Senin, 30 Agustus 2010

Merantau

Dalam Kamus Besar Bahasa Indonesia III, Merantau memiliki arti berlayar atau mencari penghidupan di tanah rantau atau pergi ke negeri lain. Sedangkan Wikipedia bersabda kalau merantau adalah perginya seseorang dari tempat ia tumbuh besar ke daerah lain untuk mencari pekerjaan atau pengalaman.

Dalam budaya Minangkabau, pergi merantau hampir merupakan suatu kewajiban bagi pria kategori usia dewasa muda (20-30 tahun) untuk memperbaiki kondisi finansialnya dan untuk memenuhi tanggung jawab keluarga, karena jika tidak dijalankan, si pria bisa dijadikan bahan cemoohan oleh masyarakat sekelilingnya.

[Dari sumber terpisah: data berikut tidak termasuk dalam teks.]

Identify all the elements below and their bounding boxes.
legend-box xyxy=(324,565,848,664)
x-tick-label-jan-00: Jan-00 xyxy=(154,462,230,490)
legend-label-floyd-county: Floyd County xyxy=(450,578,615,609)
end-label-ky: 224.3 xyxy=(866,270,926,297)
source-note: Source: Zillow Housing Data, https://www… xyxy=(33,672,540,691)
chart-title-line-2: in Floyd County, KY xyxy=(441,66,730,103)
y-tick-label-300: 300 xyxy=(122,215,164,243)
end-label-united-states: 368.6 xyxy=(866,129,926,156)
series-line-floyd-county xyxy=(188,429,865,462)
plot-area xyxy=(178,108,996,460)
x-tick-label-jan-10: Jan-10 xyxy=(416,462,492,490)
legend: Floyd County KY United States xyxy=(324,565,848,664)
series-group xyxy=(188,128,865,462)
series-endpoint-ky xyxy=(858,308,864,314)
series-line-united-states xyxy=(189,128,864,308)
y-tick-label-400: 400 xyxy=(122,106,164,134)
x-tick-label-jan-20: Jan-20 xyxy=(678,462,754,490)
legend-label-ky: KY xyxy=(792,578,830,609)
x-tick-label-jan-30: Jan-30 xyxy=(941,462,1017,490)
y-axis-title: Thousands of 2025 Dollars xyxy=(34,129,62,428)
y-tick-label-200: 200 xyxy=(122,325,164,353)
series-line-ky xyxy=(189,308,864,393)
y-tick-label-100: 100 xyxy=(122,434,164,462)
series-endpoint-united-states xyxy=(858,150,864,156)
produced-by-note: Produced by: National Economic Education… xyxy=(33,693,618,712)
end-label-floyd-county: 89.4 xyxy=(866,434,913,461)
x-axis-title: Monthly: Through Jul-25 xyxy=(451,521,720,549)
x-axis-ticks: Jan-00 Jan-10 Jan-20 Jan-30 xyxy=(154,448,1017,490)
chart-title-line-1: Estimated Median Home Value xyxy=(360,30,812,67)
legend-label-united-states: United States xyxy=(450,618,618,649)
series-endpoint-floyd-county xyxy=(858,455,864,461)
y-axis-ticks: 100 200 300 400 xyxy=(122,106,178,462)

Merantau, itulah yang sudah saya lakukan sejak tahun 2005 dalam hal pekerjaan. Dimulai dari hijrah yang saya lakukan ke kota apel hingga tahun 2008, dilanjutkan ke kota pahlawan, kembali ke tanah kelahiran pada akhir 2008, untuk kemudian menyeberang ke barat popinsi jambi di tahun berikutnya, dan berpindah lagi ke bagian timur sumatera utara pada bulan ini.

Ya… Saya harus kembali merantau ke daerah baru di bulan ini, akan tetapi merantau yang saya lakukan pada kali ini benar-benar menuju ke tanah rantau dalam arti yang sesungguhnya. Setelah Sembilan bulan mencari nafkah di Muara Bungo, akhirnya saya di mutasi ke Rantau Prapat. Sebuah kota kecamatan di Labuhan Batu, Sumatera Utara yang terkenal dengan hasil perkebunan Sawit dan Karet yang konon memiliki Pabrik Kelapa Sawit (PKS) terbanyak di Indonesia, dan berjarak sekitar 6-7 jam dari Medan dan atau Pekan Baru.

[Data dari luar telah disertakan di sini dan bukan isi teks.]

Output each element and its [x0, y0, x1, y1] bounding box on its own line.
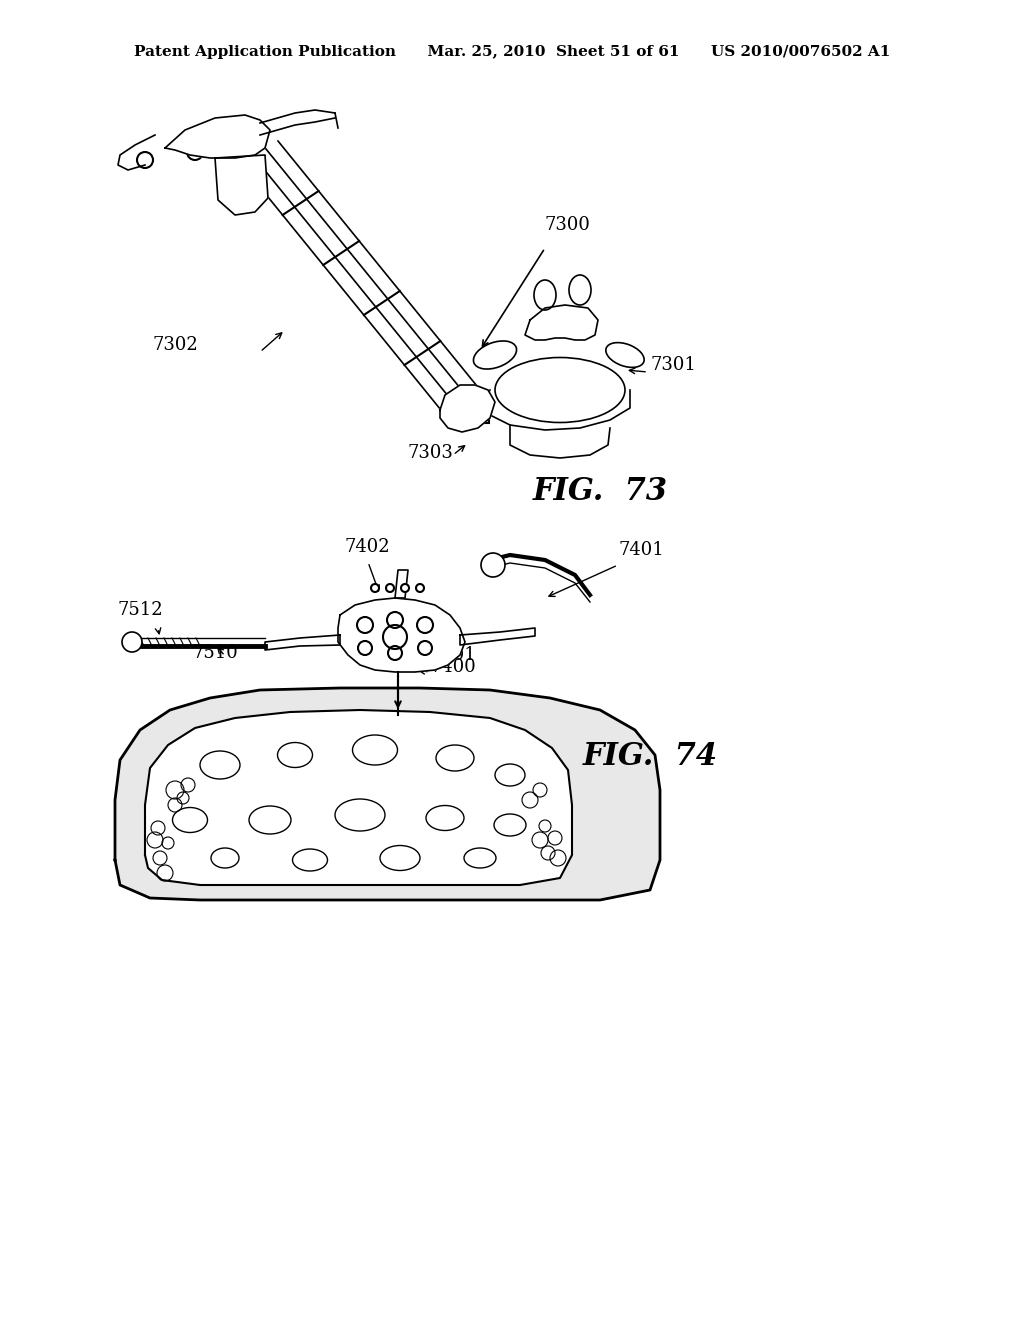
Text: 7512: 7512 [117, 601, 163, 619]
Text: 7501: 7501 [430, 645, 476, 664]
Polygon shape [338, 598, 465, 672]
Polygon shape [440, 385, 495, 432]
Polygon shape [215, 154, 268, 215]
Bar [452, 411, 470, 422]
Polygon shape [265, 635, 340, 649]
Text: Patent Application Publication      Mar. 25, 2010  Sheet 51 of 61      US 2010/0: Patent Application Publication Mar. 25, … [134, 45, 890, 59]
Text: FIG.  73: FIG. 73 [532, 477, 668, 507]
Polygon shape [115, 688, 660, 900]
Text: 7400: 7400 [430, 657, 476, 676]
Text: 7301: 7301 [650, 356, 696, 374]
Circle shape [122, 632, 142, 652]
Polygon shape [165, 115, 270, 158]
Text: 7402: 7402 [345, 539, 390, 556]
Text: 7303: 7303 [408, 444, 453, 462]
Text: FIG.  74: FIG. 74 [583, 741, 718, 772]
Circle shape [371, 583, 379, 591]
Polygon shape [395, 570, 408, 598]
Text: 7401: 7401 [618, 541, 664, 558]
Circle shape [481, 553, 505, 577]
Polygon shape [460, 628, 535, 645]
Polygon shape [145, 710, 572, 884]
Circle shape [416, 583, 424, 591]
Circle shape [401, 583, 409, 591]
Bar [473, 411, 489, 422]
Text: 7302: 7302 [153, 337, 198, 354]
Text: 7510: 7510 [193, 644, 238, 663]
Text: 7300: 7300 [545, 216, 591, 234]
Circle shape [386, 583, 394, 591]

Proses hijrah yang saya lakukan saat ini dapat dikatakan berlangsung dengan sangat cepat, dalam kondisi darurat, dan cukup berat. Darurat karena saya hanya diberi waktu 2 hari untuk mengurus kepindahan saya. Darurat karena di kota yang baru ini saya akan memulainya tanpa 5 anggota tim yang harus berpisah karena satu dan lain hal. Berat karena dengan kondisi diatas pasti membutuhkan kerja keras untuk dapat mengembalikan ke kondisi yang normal. Berat karena saya akan semakin terpisahkan jarak dan waktu oleh belahan jiwa dan keluarga tercinta.

Akan tetapi sedarurat dan seberat apapun kondisi yang sedang terjadi, pertunjukan haruslah tetap berlangsung, tidak dapat berjalan ditempat dan roda bisnis harus tetap berputar. Dan bukankah Al-Qur’an juga bersabda bahwa sesudah dan disaat kesulitan ada kemudahan? Albert Einstein pun juga meyakini kalau in the middle of every difficult lies opportunity.